SGML (and by extension, HTML), can be rather annoying to deal with. I am beginning to understand why everyone was so happy when XML turned up and started to supplant it. For example, did you know that the following is a completely valid HTML document?
<!DOCTYPE HTML PUBLIC "-//W3C//DTD HTML 4.01//EN">
<head>
<title>I am a fish</title>
<p>Blah
Run it through the W3C validator if you don't believe me. That page will earn you a nice "Valid HTML4" badge. The closing of the <head> and <p> tags and the entire <html> and <body> tags are all implied by the positioning of the other elements in the document. When you run the document through an SGML parser, it should insert all the ‘missing’ bits for you, so when you look at it through the parser, it magically becomes this:
<!DOCTYPE HTML PUBLIC "-//W3C//DTD HTML 4.01//EN">
<html>
<head>
<title>I am a fish</title>
</head>
<body>
<p>Blah</p>
</body>
</html>
A more relevant annoyance is the handling of <foo />. In XML (and in the weird hybrid XHTML that people are encouraged to write to be backwards compatible with modern browsers), <foo /> is assumed to be equivalent to the empty tag <foo></foo>. Unfortunately, this works because web browsers aren't SGML parsers. In SGML, <foo /> is considered equivalent to <foo >>.
This would be OK if it were just XHTML documents that contained the <foo/> notation. XHTML is required to be valid XML, so you can recognise it and run it through a straight XML parser instead. However, it's started to creep into regular HTML documents as well, through cut-and-paste page writing, developers' finger-macros and guru incantations adopted half-understood by willingly ignorant acolytes. So if you pass one of those through an SGML parser, you'll end up with all sorts of extraneous greater-than signs lying around the place.
This is far too much to think about on New Years Eve. Maybe I should go somewhere, get drunk and watch some fireworks.
(Random note. My site doesn't validate. Nor do I expect that it ever will. There's a certain effort/reward ratio involved in maintaining a valid site, and for me, the reward simply doesn't even approach the required effort. Especially considering the work that would be required in going back through over a thousand old entries and giving them valid, semantically appropriate markup.)
Eh, I wouldn't worry about this stuff too much. From a practical standpoint, valid markup is really only good for one thing -- tackling cross-browser display issues. Writing valid code doesn't eliminate cross-browser issues, but it reduces the problem set considerably. And that's about it. For most people, almost-valid markup is good enough. No need to obsess over every little deprecated attribute and unescaped ampersand, unless you're an anal-retentive type (like me).
(The sole exception would be sites that actually *need* to send perfect XHTML across the wire, because they're embedding some other XML content, such as MathML or inline SVG. But I can count the number of people who are doing that on the fingers of one hand.)
The looseness of HTML is a feature.
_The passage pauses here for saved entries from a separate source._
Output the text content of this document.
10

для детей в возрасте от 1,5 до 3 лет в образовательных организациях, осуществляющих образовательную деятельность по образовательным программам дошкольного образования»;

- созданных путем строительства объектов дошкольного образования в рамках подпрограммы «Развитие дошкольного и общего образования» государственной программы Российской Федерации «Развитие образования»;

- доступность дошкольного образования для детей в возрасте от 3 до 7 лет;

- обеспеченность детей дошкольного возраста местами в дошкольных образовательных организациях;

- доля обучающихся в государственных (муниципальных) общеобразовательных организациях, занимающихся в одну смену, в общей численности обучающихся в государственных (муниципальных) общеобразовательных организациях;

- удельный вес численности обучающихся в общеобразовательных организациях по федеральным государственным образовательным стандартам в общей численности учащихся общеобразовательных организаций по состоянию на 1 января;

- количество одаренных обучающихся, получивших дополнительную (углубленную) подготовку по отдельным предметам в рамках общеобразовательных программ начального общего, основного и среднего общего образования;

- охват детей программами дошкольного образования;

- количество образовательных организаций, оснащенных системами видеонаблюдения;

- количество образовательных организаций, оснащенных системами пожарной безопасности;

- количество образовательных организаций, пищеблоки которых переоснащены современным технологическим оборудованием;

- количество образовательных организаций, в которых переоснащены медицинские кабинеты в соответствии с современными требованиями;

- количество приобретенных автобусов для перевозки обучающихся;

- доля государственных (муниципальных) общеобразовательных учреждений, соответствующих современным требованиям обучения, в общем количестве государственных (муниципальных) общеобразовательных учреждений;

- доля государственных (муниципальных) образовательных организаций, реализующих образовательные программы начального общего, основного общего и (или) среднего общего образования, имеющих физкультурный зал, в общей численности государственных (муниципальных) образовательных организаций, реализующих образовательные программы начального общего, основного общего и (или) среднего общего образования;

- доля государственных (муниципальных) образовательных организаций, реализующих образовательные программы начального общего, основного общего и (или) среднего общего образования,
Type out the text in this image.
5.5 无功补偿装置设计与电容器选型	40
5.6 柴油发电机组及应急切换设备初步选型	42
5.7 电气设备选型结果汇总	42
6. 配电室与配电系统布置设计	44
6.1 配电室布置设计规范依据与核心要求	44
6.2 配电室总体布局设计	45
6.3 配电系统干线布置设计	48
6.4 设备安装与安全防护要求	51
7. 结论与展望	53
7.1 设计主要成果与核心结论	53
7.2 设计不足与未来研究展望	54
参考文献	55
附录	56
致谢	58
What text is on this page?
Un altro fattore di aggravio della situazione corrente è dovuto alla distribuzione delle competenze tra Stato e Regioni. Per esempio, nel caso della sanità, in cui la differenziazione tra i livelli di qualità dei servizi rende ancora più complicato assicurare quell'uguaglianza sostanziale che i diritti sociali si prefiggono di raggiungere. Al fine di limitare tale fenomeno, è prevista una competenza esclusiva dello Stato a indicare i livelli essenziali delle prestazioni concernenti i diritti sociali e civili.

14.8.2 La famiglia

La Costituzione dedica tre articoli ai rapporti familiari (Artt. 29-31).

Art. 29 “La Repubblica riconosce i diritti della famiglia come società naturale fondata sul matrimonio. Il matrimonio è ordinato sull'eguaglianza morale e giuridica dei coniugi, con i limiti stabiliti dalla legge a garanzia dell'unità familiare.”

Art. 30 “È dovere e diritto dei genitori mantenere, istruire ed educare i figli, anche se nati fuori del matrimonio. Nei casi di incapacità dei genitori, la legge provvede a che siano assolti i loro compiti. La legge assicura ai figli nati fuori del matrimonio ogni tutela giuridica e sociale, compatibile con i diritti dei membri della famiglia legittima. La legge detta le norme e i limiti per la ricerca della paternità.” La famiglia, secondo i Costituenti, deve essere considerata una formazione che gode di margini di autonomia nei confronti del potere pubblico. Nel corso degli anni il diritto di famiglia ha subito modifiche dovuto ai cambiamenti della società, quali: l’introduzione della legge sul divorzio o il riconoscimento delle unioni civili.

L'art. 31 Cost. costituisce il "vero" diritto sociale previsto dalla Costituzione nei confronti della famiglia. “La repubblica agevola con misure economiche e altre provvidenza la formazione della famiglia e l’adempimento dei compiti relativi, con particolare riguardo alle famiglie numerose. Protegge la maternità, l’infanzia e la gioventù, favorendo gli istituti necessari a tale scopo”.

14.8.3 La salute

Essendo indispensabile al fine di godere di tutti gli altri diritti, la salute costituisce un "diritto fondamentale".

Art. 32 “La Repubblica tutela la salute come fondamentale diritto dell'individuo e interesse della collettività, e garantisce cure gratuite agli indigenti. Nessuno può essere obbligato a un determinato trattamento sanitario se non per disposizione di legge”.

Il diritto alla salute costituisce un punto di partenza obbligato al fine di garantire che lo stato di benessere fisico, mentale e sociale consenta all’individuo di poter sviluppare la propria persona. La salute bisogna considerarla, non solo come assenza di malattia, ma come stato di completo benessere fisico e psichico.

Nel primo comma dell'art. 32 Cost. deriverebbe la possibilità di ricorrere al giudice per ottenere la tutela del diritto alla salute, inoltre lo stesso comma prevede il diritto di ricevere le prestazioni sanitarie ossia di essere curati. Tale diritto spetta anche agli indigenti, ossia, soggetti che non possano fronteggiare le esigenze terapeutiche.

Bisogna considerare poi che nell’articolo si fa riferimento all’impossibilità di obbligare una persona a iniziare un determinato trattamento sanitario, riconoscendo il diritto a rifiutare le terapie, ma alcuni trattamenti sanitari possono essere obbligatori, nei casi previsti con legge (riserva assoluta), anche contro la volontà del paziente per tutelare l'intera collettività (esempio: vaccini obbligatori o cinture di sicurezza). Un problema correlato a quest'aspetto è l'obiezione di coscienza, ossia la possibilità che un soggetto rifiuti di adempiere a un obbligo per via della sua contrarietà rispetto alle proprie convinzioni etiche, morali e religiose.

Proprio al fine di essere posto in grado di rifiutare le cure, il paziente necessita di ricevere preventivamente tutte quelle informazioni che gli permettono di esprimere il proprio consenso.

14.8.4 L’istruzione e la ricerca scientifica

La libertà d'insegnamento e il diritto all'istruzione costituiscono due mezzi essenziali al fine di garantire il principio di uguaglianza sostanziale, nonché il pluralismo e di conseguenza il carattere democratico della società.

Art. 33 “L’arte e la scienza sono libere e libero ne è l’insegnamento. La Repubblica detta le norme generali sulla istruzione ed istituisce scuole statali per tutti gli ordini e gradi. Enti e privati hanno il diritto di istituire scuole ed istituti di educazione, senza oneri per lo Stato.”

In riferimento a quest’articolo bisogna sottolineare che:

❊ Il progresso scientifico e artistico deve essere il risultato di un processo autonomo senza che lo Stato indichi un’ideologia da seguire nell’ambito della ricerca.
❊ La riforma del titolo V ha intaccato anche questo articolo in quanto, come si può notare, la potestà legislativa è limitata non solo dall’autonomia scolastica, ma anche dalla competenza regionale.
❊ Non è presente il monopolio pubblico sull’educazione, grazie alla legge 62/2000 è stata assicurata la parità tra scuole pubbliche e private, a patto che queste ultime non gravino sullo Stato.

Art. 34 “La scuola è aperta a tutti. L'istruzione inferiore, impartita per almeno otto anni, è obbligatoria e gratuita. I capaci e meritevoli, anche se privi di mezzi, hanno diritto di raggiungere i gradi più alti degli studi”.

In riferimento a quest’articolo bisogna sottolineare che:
It's part of what makes HTML so easy for eight-year-olds and eighty-year-olds. But it's actually very easy to transform invalid HTML into valid HTML; just use Tidy. http://tidy.sourceforge.net
In my thesis "How to cope with incorrect HTML", I do a validation effort of 2.5 million HTML pages (XHTML was not considered at the time) taken from http://dmoz.org. It showed that only 0.71% of all HTML pages were valid, and describes in some details the different errors the pages had. You can jump directly this chapter via http://elsewhat.com/thesis/pages/?nr=81 , which shows each page of the thesis as a separate image.
The implications for the invalid HTML is that it is very difficult to develop new browsers, as they have to simulate every error-fixing IE has implemented. This is one of the reasons that Opera and Mozilla have struggled to display every page on the net.